In recent years, postal workers have repeatedly stood on the front lines of homeland security; when hired they must submit to background checks and fingerprinting, and they are administered a federal oath of office.
The anthrax attack that resulted in the death of two of our members and the recent ricin attacks exposed the perils of postal employment and our role in the defense of the nation. In the anthrax attacks, we rationalized the disparate treatment of postal employees as compared to the occupants of Senate office buildings but the ricin attacks expose the fact that there is a double standard. Senate office buildings are vacated and tested for a period as long as it takes while postal employees are not even informed that they have been exposed. The Administration has been quoted as saying that "Those who needed to know about it and needed to act upon it were aware of it" and the Administration budget includes the complete elimination of homeland security building decontamination research. No warning and no clean up. This is unacceptable. Postal workers will not be treated like the canaries of the mining industry in years gone by.
Health benefits, whether for active workers and their families, for people who have been injured on the job, or for retirees and their families, are very powerful and emotional issues. It would be a callous act to reduce the benefits of postal workers injured by anthrax or exposed to ricin. How would this be explained to the widows of Brothers Curseen or Morris?
Postal Compensation Under the PRA
The collective bargaining provisions in existing law have worked well. They have resulted in labor costs that have tracked the increase in the Consumer Price Index and the Employment Cost Index.
In comparison, we believe that the wages and fringe benefits paid by UPS and FedEx provide an appropriate and useful yardstick for postal compensation. These are the largest American companies whose workers perform some of the same tasks that we perform. They are, of course, also direct competitors of the Postal Service. These companies pay their career employees wages and fringe benefits that compare very favorably to the wages and benefits our members receive.

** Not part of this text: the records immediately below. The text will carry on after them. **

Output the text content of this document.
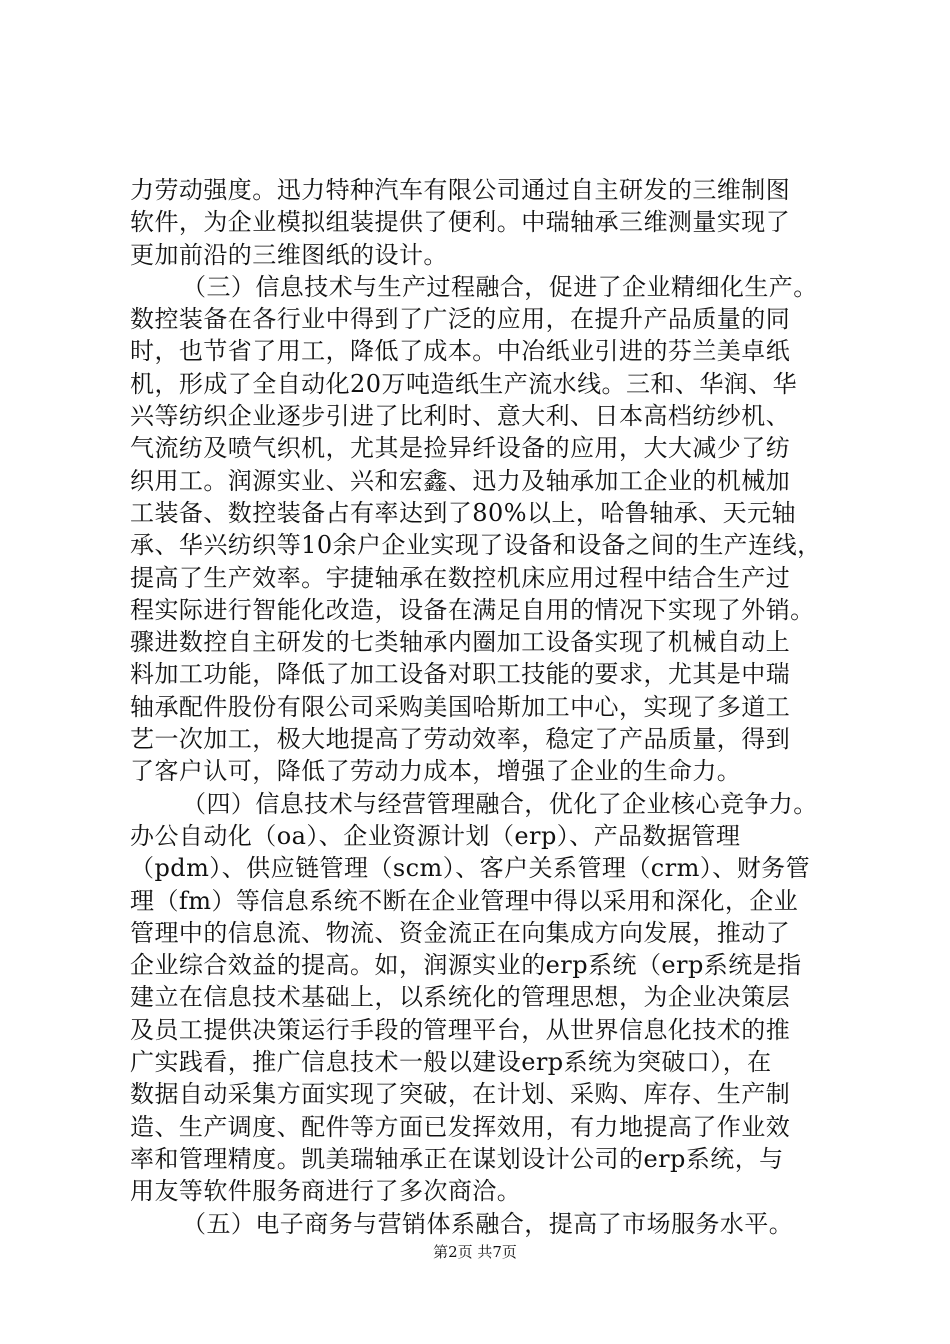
力劳动强度。迅力特种汽车有限公司通过自主研发的三维制图
软件，为企业模拟组装提供了便利。中瑞轴承三维测量实现了
更加前沿的三维图纸的设计。
（三）信息技术与生产过程融合，促进了企业精细化生产。
数控装备在各行业中得到了广泛的应用，在提升产品质量的同
时，也节省了用工，降低了成本。中冶纸业引进的芬兰美卓纸
机，形成了全自动化20万吨造纸生产流水线。三和、华润、华
兴等纺织企业逐步引进了比利时、意大利、日本高档纺纱机、
气流纺及喷气织机，尤其是捡异纤设备的应用，大大减少了纺
织用工。润源实业、兴和宏鑫、迅力及轴承加工企业的机械加
工装备、数控装备占有率达到了80%以上，哈鲁轴承、天元轴
承、华兴纺织等10余户企业实现了设备和设备之间的生产连线，
提高了生产效率。宇捷轴承在数控机床应用过程中结合生产过
程实际进行智能化改造，设备在满足自用的情况下实现了外销。
骤进数控自主研发的七类轴承内圈加工设备实现了机械自动上
料加工功能，降低了加工设备对职工技能的要求，尤其是中瑞
轴承配件股份有限公司采购美国哈斯加工中心，实现了多道工
艺一次加工，极大地提高了劳动效率，稳定了产品质量，得到
了客户认可，降低了劳动力成本，增强了企业的生命力。
（四）信息技术与经营管理融合，优化了企业核心竞争力。
办公自动化（oa）、企业资源计划（erp）、产品数据管理
（pdm）、供应链管理（scm）、客户关系管理（crm）、财务管
理（fm）等信息系统不断在企业管理中得以采用和深化，企业
管理中的信息流、物流、资金流正在向集成方向发展，推动了
企业综合效益的提高。如，润源实业的erp系统（erp系统是指
建立在信息技术基础上，以系统化的管理思想，为企业决策层
及员工提供决策运行手段的管理平台，从世界信息化技术的推
广实践看，推广信息技术一般以建设erp系统为突破口），在
数据自动采集方面实现了突破，在计划、采购、库存、生产制
造、生产调度、配件等方面已发挥效用，有力地提高了作业效
率和管理精度。凯美瑞轴承正在谋划设计公司的erp系统，与
用友等软件服务商进行了多次商洽。
（五）电子商务与营销体系融合，提高了市场服务水平。
第2页 共7页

The American Postal Workers Union finds the Commission Report unacceptable in its recommendations on collective bargaining and in that regard not helpful in fashioning a business model for the future.
In conclusion, I want to return to the most urgent needs of the Postal Service. The Service needs to be relieved of the burden of paying for military retirement, at a cost of $27 billion. It also needs to be permitted to make appropriate use of the savings from the re-calculation of CSRS contributions, estimated at $10 billion. In addition, OPM's effort to shift to the Postal Service federal service retirement costs - estimated to be approximately $86 billion - must be reversed.
And that the position of my union not be misunderstood on the broad issue of postal reform, Because of our outspoken positions on the Presidential Commission and worksharing discounts, it is convenient to report that APWU opposes reform. This is not true and for the record, we could support structural change to the Postal Reorganization Act that would improve the Postal Service beyond relief from the financial burdens.
We could support:
These changes would insure the continued effectiveness of the Postal Service far into the future.
Thank you again for your continued interest and the opportunity to present this testimony. I would be pleased to answer any questions you may have.